7. PENYAMBUTAN DI RUMAH ANAK DARO
Tradisi menyambut kedatangan calon mempelai pria di rumah calon
mempelai wanita lazimnya merupakan momen meriah dan besar. Diiringi bunyi musik
tradisional khas Minang yakni talempong dan gandang tabuk, serta barisan Gelombang
Adat timbal balik yang terdiri dari pemuda-pemuda berpakaian silat, serta
disambut para dara berpakaian adat yang menyuguhkan sirih. Sirih dalam carano
adat lengkap, payung kuning keemasan, beras kuning, kain jajakan putih
merupakan perlengkapan yang biasanya digunakan. Keluarga mempelai wanita
memayungi calon mempelai pria disambut dengan tari Gelombang Adat Timbal Balik.
Berikutnya, barisan dara menyambut rombongan dengan persembahan sirih lengkap.
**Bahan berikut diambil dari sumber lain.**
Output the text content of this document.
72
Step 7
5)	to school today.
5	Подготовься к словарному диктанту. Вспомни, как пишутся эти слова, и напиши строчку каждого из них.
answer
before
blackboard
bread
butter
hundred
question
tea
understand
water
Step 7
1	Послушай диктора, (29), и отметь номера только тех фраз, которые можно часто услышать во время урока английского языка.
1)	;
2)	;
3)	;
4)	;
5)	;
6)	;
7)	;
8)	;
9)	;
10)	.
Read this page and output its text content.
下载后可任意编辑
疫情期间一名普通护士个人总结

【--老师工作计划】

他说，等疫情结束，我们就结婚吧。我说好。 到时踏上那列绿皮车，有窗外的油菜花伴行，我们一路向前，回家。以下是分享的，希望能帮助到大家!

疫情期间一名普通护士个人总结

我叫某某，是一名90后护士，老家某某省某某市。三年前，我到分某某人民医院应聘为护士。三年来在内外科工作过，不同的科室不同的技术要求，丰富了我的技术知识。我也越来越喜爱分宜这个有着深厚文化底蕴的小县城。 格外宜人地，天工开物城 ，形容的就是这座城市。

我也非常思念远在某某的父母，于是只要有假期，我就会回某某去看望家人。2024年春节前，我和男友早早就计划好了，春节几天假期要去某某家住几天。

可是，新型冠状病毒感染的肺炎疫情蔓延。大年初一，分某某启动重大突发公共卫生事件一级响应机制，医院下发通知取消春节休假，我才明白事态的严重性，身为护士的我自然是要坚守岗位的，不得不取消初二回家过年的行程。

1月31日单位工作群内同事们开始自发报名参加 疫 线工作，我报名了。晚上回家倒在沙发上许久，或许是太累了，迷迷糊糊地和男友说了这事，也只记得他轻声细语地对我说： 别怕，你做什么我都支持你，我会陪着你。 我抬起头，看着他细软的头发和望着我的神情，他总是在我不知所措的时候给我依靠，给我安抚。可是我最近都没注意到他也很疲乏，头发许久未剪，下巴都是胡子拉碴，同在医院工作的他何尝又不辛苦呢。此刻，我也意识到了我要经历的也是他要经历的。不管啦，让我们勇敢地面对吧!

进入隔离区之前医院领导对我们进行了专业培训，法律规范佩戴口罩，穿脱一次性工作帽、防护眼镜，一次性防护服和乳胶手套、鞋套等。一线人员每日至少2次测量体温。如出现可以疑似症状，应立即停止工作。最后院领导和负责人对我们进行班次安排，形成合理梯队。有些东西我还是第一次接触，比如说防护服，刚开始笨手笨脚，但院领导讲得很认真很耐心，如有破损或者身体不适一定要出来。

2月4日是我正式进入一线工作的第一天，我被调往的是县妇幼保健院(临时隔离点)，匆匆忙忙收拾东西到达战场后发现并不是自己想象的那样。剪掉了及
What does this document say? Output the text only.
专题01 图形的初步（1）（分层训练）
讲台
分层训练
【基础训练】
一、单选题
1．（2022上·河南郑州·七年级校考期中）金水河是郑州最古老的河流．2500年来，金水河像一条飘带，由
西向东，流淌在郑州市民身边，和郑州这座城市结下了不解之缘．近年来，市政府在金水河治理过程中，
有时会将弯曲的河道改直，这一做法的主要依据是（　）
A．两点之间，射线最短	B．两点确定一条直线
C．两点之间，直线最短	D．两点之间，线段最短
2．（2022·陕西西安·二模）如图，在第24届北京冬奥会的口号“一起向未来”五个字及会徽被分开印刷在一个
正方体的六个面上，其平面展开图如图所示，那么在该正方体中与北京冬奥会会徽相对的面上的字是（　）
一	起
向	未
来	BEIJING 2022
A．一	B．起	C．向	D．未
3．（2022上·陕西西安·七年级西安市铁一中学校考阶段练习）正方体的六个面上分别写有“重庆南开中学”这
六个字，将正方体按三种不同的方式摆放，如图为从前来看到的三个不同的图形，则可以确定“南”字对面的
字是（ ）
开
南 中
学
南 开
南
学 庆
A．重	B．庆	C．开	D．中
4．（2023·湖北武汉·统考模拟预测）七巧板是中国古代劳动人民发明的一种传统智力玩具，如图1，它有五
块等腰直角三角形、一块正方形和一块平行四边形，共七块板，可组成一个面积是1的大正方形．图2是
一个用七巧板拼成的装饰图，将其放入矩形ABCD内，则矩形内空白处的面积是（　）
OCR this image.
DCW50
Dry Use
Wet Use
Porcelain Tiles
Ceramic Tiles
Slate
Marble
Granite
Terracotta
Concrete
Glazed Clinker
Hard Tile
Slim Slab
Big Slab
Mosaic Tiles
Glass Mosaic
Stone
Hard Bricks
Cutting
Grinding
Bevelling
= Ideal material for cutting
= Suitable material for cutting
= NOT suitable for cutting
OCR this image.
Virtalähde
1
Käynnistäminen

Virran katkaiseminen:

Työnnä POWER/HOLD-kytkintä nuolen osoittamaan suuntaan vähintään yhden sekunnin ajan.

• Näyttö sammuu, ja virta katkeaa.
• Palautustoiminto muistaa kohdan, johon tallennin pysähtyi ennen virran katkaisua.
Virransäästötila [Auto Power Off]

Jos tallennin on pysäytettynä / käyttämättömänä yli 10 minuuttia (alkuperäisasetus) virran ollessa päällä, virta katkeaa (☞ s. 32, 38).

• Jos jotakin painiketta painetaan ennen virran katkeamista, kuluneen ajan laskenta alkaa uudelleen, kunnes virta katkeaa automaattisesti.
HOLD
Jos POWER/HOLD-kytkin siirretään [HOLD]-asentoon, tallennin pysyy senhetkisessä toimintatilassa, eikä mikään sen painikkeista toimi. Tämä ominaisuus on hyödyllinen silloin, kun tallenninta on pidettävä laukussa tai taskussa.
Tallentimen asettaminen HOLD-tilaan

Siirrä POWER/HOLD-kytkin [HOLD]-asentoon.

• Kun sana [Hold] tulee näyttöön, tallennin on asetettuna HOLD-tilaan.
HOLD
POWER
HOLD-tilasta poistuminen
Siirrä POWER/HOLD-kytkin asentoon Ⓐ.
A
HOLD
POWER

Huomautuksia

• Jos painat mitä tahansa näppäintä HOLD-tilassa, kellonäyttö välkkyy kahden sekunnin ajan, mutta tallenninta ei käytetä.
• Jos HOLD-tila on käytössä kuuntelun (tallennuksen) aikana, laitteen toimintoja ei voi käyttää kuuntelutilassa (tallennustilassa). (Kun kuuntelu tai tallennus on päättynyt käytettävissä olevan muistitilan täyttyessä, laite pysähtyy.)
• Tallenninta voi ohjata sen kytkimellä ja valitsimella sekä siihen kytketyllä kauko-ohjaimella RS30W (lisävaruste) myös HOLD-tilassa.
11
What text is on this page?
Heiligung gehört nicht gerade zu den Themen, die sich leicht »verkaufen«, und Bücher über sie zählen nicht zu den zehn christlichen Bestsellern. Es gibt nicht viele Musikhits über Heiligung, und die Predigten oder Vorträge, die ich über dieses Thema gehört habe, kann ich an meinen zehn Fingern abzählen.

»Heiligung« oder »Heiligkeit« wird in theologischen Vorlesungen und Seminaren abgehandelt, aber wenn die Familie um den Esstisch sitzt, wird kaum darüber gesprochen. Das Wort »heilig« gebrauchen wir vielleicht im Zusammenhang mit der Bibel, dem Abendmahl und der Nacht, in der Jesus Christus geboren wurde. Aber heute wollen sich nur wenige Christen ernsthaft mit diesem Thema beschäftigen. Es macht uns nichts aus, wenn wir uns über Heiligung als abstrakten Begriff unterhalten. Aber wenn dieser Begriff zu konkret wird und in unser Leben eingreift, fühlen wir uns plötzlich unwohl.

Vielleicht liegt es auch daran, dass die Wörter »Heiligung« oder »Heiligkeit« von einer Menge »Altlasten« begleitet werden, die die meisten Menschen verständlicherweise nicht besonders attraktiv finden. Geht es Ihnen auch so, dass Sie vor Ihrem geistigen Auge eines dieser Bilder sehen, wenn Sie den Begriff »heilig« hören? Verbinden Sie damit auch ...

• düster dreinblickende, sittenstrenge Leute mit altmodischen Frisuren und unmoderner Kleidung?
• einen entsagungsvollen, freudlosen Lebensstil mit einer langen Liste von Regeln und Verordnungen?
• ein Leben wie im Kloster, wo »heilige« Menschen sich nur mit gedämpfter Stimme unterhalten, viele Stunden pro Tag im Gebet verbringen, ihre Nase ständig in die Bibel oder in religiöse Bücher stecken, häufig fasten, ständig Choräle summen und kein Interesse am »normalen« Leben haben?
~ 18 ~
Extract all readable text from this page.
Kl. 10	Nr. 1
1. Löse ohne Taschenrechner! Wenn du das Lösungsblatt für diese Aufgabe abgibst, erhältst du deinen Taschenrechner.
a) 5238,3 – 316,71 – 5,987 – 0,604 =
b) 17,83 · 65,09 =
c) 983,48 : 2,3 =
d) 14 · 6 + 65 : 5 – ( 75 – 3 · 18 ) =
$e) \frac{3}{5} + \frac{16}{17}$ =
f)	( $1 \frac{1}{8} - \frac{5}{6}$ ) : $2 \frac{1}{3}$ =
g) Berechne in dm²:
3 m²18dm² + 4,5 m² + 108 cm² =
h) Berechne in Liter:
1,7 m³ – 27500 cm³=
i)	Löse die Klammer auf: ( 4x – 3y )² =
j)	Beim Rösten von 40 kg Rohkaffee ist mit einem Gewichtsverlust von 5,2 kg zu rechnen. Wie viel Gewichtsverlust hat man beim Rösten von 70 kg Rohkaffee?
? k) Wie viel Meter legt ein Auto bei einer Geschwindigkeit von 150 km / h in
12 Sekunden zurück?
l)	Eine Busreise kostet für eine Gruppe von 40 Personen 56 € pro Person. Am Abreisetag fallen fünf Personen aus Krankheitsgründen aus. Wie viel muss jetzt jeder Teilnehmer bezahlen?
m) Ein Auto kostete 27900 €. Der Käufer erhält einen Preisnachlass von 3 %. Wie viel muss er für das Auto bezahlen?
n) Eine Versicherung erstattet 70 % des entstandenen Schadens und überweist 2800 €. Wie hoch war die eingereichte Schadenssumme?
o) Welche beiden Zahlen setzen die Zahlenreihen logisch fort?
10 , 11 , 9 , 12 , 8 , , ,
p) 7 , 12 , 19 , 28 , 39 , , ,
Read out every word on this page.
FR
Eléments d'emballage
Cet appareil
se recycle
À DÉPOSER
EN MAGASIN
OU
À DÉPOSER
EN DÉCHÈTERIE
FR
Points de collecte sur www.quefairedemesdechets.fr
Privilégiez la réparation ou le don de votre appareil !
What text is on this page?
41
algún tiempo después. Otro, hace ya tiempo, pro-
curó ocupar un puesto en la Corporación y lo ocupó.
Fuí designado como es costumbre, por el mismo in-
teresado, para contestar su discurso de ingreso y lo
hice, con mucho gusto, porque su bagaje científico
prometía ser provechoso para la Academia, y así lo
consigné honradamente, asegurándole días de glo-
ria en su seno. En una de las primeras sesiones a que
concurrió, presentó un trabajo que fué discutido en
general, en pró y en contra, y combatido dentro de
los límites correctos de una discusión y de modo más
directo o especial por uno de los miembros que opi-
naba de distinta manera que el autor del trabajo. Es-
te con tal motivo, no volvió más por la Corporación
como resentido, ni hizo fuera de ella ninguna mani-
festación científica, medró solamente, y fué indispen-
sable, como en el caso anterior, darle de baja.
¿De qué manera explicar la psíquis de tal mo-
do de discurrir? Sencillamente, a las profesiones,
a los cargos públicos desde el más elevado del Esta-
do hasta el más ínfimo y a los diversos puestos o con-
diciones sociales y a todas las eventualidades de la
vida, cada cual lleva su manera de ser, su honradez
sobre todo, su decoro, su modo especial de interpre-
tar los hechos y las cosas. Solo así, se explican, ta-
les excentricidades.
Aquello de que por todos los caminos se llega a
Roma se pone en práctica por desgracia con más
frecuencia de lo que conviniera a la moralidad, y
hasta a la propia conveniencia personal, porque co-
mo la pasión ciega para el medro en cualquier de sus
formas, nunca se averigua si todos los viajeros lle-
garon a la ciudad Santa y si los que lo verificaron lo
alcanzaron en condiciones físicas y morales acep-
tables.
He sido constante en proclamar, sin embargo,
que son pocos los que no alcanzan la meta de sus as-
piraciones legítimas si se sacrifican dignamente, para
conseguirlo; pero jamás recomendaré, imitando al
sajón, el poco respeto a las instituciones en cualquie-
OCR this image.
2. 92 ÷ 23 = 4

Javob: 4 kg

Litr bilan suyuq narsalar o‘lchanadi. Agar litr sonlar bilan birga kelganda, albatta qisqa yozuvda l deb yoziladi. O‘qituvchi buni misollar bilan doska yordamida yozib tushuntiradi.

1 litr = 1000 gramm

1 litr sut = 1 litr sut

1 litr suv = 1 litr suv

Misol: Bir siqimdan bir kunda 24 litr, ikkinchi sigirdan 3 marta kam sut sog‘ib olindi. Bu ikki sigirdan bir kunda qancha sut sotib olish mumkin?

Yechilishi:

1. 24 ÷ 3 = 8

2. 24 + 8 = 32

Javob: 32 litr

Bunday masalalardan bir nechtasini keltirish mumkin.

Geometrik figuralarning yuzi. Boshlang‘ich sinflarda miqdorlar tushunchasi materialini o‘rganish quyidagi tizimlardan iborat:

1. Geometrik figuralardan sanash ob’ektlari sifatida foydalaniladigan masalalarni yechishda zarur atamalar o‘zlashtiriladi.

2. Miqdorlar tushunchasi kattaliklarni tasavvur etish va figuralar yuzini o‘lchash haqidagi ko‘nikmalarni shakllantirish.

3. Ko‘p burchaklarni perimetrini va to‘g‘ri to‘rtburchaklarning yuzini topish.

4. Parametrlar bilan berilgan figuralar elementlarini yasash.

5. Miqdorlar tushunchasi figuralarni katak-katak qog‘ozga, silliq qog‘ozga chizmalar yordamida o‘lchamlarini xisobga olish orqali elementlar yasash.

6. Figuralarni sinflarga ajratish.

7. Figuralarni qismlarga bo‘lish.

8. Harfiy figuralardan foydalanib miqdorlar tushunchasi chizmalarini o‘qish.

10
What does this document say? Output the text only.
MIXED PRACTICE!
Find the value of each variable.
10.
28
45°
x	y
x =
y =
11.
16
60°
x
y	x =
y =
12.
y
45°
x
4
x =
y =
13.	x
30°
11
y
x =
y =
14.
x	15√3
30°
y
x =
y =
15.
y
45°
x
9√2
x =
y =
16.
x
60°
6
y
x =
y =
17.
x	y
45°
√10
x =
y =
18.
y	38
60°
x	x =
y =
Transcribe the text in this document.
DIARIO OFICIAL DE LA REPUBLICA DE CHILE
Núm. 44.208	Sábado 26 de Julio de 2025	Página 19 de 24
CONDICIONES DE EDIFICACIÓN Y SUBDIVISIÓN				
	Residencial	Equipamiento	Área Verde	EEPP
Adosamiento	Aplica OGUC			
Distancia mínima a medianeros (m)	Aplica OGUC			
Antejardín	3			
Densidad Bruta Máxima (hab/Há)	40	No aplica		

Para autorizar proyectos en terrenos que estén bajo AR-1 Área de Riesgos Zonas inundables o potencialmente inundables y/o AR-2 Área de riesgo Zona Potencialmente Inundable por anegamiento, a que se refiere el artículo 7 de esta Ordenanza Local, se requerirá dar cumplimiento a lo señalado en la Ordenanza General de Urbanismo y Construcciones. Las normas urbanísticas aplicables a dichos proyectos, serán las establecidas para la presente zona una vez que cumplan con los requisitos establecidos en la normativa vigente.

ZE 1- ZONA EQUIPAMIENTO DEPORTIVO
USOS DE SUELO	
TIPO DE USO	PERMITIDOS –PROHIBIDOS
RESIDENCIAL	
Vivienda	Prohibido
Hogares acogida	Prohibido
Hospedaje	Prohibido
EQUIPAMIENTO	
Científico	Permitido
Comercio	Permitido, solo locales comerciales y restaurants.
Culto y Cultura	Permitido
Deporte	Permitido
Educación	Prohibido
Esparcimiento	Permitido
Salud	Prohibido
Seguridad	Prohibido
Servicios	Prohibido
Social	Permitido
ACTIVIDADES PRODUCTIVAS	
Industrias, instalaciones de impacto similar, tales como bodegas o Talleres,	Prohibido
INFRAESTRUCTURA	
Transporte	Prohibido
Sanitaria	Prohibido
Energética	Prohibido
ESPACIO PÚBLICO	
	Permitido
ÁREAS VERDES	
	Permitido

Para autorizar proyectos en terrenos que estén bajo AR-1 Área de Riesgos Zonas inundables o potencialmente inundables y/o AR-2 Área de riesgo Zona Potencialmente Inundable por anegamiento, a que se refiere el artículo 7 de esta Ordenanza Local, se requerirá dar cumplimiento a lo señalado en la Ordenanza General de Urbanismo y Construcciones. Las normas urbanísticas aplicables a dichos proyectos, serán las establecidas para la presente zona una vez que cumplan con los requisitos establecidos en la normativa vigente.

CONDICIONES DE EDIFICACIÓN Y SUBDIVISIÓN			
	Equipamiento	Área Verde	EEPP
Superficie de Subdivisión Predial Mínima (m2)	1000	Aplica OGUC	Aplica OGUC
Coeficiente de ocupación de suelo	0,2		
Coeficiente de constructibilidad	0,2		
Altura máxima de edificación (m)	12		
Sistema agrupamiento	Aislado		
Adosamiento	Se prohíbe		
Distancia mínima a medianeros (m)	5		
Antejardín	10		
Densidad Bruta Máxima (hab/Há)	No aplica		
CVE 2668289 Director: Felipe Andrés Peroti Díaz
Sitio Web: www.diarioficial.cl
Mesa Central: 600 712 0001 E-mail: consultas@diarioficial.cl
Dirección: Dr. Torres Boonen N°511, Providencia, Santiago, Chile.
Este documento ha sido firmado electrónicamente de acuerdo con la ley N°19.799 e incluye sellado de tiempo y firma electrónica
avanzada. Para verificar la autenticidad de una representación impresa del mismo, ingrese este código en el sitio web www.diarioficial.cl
Para sesepuh wanita menaburi calon pengantin pria dengan beras kuning. Sebelum
memasuki pintu rumah, kaki calon mempelai pria diperciki air sebagai lambang
mensucikan, lalu berjalan menapaki kain putih menuju ke tempat berlangsungnya
akad.
8. TRADISI USAI AKAD NIKAH
Ada lima acara adat Minang yang lazim dilaksanakan setelah akad
nikah. Yaitu memulang tanda, mengumumkan gelar pengantin pria, mengadu kening,
mengeruk nasi kuning dan bermain coki.
-
Mamulangkan Tando
Setelah resmi sebagai suami istri, maka tanda yang diberikan
sebagai ikatan janji sewaktu lamaran dikembalikan oleh kedua belah pihak.
-
Malewakan Gala Marapulai
Mengumumkan gelar untuk pengantin pria. Gelar ini sebagai tanda
kehormatan dan kedewasaan yang disandang mempelai pria. Lazimnya diumumkan langsung
oleh ninik mamak kaumnya.
-
Balantuang Kaniang atau Mengadu Kening
Pasangan mempelai dipimpin oleh para sesepuh wanita menyentuhkan
kening mereka satu sama lain. Kedua mempelai didudukkan saling berhadapan dan
wajah keduanya dipisahkan dengan sebuah kipas, lalu kipas diturunkan secara
perlahan. Setelah itu kening pengantin akan saling bersentuhan.
-
Mangaruak Nasi Kuniang
Prosesi ini mengisyaratkan hubungan kerjasama antara suami isri
harus selalu saling menahan diri dan melengkapi. Ritual diawali dengan kedua
pengantin berebut mengambil daging ayam yang tersembunyi di dalam nasi
kuning.
-
Bamain Coki
Coki adalah permaian tradisional Ranah Minang. Yakni semacam
permainan catur yang dilakukan oleh dua orang, papan permainan menyerupai
halma. Permainan ini bermakna agar kedua mempelai bisa saling meluluhkan
kekakuan dan egonya masing-masing agar tercipta kemesraan.